Parmi les enseignements du sondage exclusif commandé par notre commission et mené dans cinq pays européens, je citerai le fait que la France se distingue par une faible identification des spécificités de ses médias publics par rapport aux médias privés. Si les Français reconnaissent que les programmes publics sont globalement plus « intelligents », ils estiment aussi que les médias publics manquent de dynamisme. Les personnes interrogées sont attachées à la gratuité du service public audiovisuel et à son rôle pour défendre les valeurs démocratiques et l'accès à une information fiable.

Si 80 % des Britanniques sont satisfaits de la BBC, seuls 56 % des Français le sont de l'audiovisuel public. Cet écart s'explique notamment par le sentiment de manque d'indépendance des médias publics français, à l'égard à la fois des puissances économiques - compte tenu de la dépendance à la publicité - et des autorités politiques.

Parmi les pistes d'évolution, les trois quarts des sondés souhaitent pouvoir accéder aux programmes publics locaux de télévision et de radio sur une même plateforme et 70 % sont opposés à la suppression de la diffusion hertzienne de France 4.
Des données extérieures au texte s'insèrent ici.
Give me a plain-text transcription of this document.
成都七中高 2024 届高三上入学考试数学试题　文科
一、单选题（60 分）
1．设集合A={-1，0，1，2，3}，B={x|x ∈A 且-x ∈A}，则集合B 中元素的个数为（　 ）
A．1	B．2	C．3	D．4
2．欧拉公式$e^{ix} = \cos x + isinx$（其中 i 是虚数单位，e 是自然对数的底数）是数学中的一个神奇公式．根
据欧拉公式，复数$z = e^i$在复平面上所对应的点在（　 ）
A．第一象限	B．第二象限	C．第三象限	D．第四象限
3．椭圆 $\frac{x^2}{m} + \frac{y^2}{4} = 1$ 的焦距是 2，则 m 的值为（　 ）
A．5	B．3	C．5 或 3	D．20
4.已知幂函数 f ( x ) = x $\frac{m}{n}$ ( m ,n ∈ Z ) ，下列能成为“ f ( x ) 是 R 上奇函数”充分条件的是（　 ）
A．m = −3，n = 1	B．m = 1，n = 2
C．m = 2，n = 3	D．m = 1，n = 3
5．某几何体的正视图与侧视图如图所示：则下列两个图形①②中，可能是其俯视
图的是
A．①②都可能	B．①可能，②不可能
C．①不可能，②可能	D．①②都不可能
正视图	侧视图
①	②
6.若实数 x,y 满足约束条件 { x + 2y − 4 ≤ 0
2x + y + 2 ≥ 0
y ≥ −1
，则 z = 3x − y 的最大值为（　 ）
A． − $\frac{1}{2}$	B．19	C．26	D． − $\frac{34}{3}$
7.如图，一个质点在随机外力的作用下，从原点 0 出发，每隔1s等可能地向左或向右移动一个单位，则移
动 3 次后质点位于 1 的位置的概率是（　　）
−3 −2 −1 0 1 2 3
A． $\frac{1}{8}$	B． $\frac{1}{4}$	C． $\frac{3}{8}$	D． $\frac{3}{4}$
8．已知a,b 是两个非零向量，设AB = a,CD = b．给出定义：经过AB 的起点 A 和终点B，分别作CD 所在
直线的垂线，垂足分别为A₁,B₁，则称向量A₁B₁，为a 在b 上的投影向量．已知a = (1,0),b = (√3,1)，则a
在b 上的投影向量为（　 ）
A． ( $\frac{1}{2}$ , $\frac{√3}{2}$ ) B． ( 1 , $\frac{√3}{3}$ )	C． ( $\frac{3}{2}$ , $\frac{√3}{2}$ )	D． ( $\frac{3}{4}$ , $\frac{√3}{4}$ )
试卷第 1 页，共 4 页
Partant de ces constats, les échanges menés le 12 juillet ont tout d'abord permis de rappeler que la mission de service public de l'audiovisuel était inséparable d'une ambition forte, « parfois aux limites du réalisable », selon notre collègue André Gattolin.

Cette mission s'accompagne d'une obligation d'universalité, qui recouvre à la fois un objectif de couverture territoriale, la nécessité de diversifier les programmes pour toucher tous les publics et une accessibilité maximale par la gratuité des services. Pour la présidente de la RAI, Monica Maggioni, qui est intervenue le 12 juillet : « on ne peut avoir de sociétés réellement démocratiques là où seulement ceux qui peuvent payer ont accès à des produits de qualité, aidant à comprendre le monde, les sociétés ».

Le premier enseignement est que l'universalité demeure l'objectif principal des médias publics européens. Elle implique un accès gratuit à l'ensemble des programmes du service public afin de se distinguer des plateformes par abonnement, des chaînes payantes et des chaînes gratuites privées qui font payer l'accès à leurs programmes de manière délinéarisée.

Nous avons constaté, par ailleurs, que la BBC mettait également l'universalité au centre de son projet, notamment à travers la représentation de la diversité de la nation et des régions au sein du Royaume-Uni. Le groupe britannique souhaite ainsi représenter l'ensemble de la société.

L'universalité implique que les médias publics s'adressent à tous les publics, sans distinction de territoires, d'opinions, de générations, d'origines. La dimension territoriale ou locale demeure le cadre de référence des médias publics européens, à l'exception d'ARTE, qui se revendique comme le seul média public européen.

La seconde mission de l'audiovisuel public concerne l'éveil et l'enrichissement des publics.

Cette mission d'éveil inscrit l'audiovisuel public en complément de l'éducation nationale. L'ambition culturelle et pédagogique doit idéalement traverser tous les programmes, qu'ils soient de nature informative, documentaire, fictionnelle ou divertissante. Cette aspiration prend aujourd'hui la forme d'une exigence de qualité de l'offre et d'une ambition en faveur de la création audiovisuelle nationale.

Cette exigence de qualité est aujourd'hui fragilisée par la fragmentation des audiences, la concurrence forte du privé et la priorité donnée à l'audience, donc à la demande, à travers, par exemple, des programmes d' infotainment .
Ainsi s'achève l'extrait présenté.